One of them is “California Typewriter,” a documentary by Doug Nichol. It’s about typewriters, exactly as you guessed, along with people who love them, continue to fix them (the film takes its name and focus from a typewriter shop in Berkeley), and collect them. The lovers, and users, include David McCullough, Sam Shepard and John Mayer.The collectors include Tom Hanks, who was ubiquitous at the festival in the flesh as well as on the screen. The point of it all isn’t just nostalgia, though I must say I was smitten anew by the sight of Smith-Coronas, Olympias, Olivettis and Selectrics I once owned, but the palpable pleasure of using a machine to put ink on pieces of paper that can outlast the fugitive data on a hard drive.

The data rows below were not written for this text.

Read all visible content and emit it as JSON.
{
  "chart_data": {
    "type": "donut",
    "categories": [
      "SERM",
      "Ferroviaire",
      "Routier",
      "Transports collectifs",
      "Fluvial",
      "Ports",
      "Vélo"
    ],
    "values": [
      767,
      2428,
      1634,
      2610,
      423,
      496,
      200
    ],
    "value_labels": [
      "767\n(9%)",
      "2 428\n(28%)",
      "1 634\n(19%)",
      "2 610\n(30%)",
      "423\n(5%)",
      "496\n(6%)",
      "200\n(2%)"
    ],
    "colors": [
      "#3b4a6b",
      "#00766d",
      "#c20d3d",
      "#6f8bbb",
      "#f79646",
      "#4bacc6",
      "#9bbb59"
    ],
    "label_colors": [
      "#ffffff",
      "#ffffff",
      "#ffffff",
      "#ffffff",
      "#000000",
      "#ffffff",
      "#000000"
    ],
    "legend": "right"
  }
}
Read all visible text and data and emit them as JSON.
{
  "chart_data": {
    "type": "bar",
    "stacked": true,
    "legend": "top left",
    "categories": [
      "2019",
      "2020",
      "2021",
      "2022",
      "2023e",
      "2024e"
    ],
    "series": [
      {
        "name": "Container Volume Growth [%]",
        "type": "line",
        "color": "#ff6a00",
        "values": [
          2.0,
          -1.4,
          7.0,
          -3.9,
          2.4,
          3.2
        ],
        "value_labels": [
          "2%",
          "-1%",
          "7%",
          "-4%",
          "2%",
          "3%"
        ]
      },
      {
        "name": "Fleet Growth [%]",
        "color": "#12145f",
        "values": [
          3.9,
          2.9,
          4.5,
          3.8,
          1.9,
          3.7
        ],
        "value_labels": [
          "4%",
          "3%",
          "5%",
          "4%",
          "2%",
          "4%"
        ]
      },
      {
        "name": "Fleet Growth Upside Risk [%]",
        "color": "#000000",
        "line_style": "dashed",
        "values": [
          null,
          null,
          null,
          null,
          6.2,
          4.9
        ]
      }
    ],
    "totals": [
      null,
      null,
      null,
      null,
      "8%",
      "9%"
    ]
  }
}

The other retro revelation, a lollipop-colored musical called “La La Land,” was the hit of the festival, and no wonder. The writer-director, Damien Chazelle (“Whiplash”), has created a film so daringly retro that it looks and feels brand new. Emma Stone is Mia, an aspiring actress who works in a coffee shop on the Warner Brothers lot. Ryan Gosling is Sebastian, a jazz pianist who can’t make a living playing the music he loves. Whatever nostalgia one may have for the glory days of Hollywood musicals can’t conceal the fact that the co-stars are less than consummate singers and dancers, and the score is far from sublime, but that doesn’t matter in the end. (If you remember the winsome loveliness of “The Umbrellas of Cherbourg,” you’ll understand why.) What matters is the movie’s renewal of a promise that movies used to make as a matter of course—come see this and you’ll forget your cares and woes. That, as they used to say, is entertainment.